Around 11:45 am, the pre-race festivities began. Numerous patriotic songs were sung, a general spoke, an invocation was given by a local pastor asking for safety for the racers, and finally the Chicago Blackhawks announcer sang “Back Home in Indiana” backed by the Purdue Marching Band.

Then, the famous command was given: “Drivers, Start Your Engines!” With that an unbelievably loud hum started the would never stop.

The pace car led the racers who bunched up into eleven rows of three.  For four laps they crawled around at 75 mph. Then the green flag dropped and the race began!

Immediately, the cars sped up to 230 mph and the roar got exponentially louder- luckily I brought earplugs. The neat formation broke up as drivers tried to start passing. Every 40 seconds, the cars would barrel through. In the first 25 laps, there were over 60 passes! Nobody could possibly say this was boring.

The difficult part about the Indy 500 is the length. 500 miles or 200 laps is a long time. In perfect conditions, the race would take about 2 hours 15 minutes. However, that never happens because crashes happen and on lap 53, a huge crash occurred in which Scott Dixon’s car flipped multiple times and was completely destroyed. Fortunately, nobody was injured. After 20 minutes of a red (no racing) flag, the race finally restarted under a yellow caution flag. Under a yellow flag, the pace car comes back out and the race continues, but nobody can pass and everyone has to go 75 mph.
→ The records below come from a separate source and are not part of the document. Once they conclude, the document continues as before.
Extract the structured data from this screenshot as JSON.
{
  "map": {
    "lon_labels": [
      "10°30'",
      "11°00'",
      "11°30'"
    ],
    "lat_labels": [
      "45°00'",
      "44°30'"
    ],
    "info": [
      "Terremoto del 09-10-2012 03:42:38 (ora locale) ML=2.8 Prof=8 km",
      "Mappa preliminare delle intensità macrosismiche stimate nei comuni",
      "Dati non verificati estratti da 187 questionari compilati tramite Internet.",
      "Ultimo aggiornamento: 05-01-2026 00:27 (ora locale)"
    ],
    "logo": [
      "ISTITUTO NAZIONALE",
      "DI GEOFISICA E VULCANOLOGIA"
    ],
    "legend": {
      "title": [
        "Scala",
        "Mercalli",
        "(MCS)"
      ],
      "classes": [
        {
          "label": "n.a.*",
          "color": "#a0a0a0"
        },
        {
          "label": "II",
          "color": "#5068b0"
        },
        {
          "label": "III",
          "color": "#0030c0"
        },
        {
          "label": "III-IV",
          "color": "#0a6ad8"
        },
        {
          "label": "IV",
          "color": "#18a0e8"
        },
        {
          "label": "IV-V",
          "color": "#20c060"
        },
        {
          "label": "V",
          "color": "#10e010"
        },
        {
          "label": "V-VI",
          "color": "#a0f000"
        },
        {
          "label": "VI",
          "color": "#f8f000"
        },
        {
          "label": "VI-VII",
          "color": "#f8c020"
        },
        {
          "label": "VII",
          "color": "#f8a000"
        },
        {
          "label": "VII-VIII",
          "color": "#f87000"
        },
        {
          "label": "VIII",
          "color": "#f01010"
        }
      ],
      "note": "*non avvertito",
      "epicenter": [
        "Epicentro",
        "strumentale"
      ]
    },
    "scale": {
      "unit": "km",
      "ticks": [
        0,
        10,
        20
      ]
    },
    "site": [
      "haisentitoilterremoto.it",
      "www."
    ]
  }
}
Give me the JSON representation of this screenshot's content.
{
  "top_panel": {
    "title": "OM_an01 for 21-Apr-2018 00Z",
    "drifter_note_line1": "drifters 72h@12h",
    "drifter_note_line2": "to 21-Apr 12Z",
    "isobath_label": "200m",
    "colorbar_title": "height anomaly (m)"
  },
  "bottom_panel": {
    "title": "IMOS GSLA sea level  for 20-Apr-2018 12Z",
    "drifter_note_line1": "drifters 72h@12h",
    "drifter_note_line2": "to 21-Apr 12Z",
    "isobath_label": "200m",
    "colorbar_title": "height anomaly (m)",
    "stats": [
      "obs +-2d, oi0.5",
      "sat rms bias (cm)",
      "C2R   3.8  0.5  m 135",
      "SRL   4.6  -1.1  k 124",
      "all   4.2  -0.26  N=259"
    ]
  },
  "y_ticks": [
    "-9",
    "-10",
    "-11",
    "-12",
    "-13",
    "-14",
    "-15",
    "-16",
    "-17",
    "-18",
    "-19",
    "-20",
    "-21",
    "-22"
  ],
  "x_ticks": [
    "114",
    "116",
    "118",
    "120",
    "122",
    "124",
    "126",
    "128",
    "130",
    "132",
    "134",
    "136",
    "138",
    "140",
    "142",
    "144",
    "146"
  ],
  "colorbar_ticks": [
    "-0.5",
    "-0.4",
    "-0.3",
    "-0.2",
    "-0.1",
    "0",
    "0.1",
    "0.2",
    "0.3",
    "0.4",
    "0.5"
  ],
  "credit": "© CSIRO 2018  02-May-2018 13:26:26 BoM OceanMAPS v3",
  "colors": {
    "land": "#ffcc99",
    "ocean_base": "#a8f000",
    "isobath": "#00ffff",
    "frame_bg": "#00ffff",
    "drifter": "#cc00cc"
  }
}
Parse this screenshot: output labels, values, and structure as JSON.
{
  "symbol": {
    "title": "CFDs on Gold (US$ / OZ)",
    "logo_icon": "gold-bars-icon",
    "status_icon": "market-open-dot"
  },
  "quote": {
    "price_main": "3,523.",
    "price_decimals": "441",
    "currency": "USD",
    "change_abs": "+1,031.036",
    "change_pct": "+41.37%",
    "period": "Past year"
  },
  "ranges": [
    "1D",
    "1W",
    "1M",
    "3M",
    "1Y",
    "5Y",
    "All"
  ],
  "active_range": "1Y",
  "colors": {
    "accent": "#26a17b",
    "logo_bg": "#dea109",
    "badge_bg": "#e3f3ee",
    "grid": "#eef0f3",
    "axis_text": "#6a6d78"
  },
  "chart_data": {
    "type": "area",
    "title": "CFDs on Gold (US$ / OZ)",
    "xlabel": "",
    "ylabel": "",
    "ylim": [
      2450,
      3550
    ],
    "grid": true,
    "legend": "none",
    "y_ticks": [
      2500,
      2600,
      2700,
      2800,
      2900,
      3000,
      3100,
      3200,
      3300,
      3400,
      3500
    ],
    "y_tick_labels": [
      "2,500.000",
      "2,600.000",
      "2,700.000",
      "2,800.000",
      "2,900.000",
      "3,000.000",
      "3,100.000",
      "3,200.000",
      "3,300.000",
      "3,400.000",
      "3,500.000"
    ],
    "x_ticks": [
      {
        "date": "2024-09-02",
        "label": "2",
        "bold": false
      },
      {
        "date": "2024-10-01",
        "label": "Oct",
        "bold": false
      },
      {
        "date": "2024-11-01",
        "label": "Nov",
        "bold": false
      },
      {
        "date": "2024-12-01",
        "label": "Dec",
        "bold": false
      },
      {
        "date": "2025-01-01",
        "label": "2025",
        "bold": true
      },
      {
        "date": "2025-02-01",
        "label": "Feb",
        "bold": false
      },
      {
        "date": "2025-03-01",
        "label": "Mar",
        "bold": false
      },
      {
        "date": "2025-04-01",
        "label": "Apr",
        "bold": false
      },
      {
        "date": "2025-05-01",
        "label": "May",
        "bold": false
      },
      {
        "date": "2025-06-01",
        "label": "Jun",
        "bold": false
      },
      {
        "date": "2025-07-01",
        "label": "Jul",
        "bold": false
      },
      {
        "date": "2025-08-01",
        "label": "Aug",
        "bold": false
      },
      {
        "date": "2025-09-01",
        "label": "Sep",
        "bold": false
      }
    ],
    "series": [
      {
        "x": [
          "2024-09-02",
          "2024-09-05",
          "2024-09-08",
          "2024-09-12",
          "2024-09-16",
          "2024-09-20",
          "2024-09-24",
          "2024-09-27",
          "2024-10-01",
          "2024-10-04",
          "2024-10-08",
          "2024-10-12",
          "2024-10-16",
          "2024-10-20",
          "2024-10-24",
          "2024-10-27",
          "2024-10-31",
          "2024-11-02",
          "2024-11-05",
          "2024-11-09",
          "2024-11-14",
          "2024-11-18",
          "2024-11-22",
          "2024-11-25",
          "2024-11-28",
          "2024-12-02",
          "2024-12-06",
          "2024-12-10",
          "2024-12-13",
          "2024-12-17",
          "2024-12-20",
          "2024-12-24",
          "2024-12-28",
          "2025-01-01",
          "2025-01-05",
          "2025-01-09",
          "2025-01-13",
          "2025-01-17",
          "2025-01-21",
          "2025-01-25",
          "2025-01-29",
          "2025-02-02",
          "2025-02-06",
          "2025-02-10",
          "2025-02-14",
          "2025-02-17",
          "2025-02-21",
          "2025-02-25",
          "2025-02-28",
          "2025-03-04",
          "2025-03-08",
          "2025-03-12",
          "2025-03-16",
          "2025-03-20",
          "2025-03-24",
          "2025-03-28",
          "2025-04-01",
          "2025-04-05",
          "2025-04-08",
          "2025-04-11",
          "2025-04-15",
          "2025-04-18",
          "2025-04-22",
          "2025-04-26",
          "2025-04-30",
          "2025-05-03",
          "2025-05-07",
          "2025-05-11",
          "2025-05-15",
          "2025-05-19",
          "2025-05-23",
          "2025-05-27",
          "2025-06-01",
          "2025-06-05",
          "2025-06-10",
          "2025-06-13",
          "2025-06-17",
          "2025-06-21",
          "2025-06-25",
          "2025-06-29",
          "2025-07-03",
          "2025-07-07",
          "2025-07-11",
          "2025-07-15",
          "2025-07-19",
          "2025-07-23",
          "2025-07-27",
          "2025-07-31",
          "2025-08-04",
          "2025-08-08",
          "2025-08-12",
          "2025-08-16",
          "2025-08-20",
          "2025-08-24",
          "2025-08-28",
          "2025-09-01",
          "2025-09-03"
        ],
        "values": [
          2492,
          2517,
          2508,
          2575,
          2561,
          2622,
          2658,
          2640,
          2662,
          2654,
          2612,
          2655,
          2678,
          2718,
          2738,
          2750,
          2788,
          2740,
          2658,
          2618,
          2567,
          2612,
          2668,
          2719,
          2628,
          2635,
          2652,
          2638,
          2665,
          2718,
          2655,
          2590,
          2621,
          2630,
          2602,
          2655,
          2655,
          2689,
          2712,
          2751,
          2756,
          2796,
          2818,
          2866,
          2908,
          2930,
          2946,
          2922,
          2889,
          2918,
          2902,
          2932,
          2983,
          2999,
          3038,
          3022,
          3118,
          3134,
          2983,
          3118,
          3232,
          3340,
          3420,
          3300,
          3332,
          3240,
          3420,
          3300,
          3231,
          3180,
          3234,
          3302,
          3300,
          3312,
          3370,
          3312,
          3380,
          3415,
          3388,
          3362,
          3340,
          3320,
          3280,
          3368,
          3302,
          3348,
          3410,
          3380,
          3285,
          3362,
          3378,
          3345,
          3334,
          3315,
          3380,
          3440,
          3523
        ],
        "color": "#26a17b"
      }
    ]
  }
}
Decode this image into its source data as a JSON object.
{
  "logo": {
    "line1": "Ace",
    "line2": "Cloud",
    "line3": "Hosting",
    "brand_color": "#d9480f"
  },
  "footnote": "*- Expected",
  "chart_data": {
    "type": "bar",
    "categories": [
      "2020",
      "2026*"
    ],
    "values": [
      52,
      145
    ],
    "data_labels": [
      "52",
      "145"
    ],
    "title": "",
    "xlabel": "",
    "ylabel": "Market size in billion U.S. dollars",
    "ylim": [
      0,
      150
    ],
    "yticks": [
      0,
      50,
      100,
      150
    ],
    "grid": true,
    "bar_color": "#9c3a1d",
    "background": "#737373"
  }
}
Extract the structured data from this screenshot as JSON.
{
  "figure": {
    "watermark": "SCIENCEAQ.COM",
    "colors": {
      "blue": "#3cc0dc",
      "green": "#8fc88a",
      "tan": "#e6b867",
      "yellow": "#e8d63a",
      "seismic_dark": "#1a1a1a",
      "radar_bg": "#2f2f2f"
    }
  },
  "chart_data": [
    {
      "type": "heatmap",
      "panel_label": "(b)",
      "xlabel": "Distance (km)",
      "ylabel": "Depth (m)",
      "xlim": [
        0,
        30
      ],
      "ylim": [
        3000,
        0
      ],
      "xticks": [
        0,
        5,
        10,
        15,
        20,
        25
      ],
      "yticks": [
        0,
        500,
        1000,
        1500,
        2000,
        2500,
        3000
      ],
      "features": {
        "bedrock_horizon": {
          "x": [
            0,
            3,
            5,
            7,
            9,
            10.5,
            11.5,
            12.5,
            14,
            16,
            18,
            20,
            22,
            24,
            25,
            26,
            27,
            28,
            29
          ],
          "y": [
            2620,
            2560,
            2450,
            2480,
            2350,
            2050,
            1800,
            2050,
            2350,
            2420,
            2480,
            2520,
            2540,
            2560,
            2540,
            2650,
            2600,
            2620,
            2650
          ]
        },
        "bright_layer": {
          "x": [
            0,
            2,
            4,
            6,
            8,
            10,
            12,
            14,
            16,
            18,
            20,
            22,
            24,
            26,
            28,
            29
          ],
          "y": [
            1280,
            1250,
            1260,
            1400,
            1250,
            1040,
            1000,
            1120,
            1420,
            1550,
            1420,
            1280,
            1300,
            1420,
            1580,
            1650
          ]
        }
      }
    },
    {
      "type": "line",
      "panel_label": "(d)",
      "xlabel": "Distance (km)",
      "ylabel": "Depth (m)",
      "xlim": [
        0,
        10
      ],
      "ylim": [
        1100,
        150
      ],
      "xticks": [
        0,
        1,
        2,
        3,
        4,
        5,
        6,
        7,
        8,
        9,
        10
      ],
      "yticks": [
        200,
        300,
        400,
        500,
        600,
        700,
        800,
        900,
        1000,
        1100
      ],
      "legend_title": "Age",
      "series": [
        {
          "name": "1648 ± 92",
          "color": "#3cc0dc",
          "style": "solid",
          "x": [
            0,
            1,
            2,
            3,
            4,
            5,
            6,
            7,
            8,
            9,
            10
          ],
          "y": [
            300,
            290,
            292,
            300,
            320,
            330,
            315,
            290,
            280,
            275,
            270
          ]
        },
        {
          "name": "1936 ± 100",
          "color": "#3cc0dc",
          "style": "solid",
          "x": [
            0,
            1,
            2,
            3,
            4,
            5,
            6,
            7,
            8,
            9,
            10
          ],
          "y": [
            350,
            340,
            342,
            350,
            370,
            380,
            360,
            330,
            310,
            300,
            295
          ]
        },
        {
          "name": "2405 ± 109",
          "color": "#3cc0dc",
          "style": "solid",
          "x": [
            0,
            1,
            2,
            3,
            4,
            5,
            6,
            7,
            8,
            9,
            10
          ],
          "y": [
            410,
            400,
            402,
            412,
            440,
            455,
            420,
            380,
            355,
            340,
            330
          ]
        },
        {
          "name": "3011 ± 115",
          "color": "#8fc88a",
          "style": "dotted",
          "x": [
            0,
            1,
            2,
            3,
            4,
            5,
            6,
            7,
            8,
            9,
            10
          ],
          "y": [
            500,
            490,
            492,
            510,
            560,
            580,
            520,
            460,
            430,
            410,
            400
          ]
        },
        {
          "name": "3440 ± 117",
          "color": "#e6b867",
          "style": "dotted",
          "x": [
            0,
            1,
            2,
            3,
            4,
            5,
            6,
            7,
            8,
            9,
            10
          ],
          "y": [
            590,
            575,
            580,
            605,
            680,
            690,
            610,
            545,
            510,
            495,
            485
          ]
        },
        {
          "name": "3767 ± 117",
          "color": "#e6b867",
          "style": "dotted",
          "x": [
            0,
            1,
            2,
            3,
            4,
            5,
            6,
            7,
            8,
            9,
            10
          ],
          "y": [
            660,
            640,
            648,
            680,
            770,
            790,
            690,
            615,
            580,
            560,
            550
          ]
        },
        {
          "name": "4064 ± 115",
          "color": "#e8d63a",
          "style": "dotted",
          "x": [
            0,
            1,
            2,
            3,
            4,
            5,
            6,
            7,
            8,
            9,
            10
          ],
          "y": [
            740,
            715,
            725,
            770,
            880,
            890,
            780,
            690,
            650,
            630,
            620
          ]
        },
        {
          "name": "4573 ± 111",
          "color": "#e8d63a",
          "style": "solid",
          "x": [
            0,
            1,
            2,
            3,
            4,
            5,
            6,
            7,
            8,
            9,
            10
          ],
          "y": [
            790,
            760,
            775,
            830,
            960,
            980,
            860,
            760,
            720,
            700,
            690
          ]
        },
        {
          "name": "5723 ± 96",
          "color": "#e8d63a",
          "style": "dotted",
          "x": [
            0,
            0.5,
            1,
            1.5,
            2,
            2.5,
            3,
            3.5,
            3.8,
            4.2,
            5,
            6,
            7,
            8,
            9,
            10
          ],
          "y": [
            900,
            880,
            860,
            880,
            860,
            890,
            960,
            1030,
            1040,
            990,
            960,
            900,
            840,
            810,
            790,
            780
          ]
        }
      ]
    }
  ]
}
It is boring.

Finally, the green flag was lowered and the race restarted. At this point, I had gone back over to the Snake Pit where the rave continued. Nobody here had the slightest idea that there was a race going on.

The people here were very drunk. The people watching was at its best because people were at their worst- crying, passed out drunk and sunburnt (am I a terrible person?).

It was now 2 PM and the race was still going on. After a number of yellow flags, it was only Lap 112. So, I walked down to the south end of the track- about a 30-minute walk away. After walking past thousands of people and cars, I was surprised to find that the south side of the track had plenty of room to watch the race. Instead of pushing past crowds to get a glimpse of turn 4, I got an unobstructed view of turns 1 and 2. I then took a quick power nap.

Unfortunately, it was really hot and sunny. I woke up sunburnt- badly. I found someone who gave me sunscreen, but it was too late. I was going to peel. It was just a matter of when. The shoulders were hurting.

I checked the race board and realized that there were only 30 laps left! I wanted to catch the end of the race in the stands, so I sprinted over to the grandstands and managed to sneak my way in right behind the pit crew of Takuma Sato, a Japanese driver currently in 3rd place.

With 5 laps left, Sato took the lead and ended up winning the race! His pit crew went insane while celebrating. In accordance with tradition, Sato drove over to victory circle, kissed the bricks and chugged a glass of milk. The crowd went wild.

I then headed out and was hoping for the best. By a stroke of luck, I ran into Katherine and her friends just outside the track. By another stroke of luck, we were somehow able to hail an Uber nearby. It took an hour to escape due to the insane traffic, but we were back around 5:30pm after a wild day!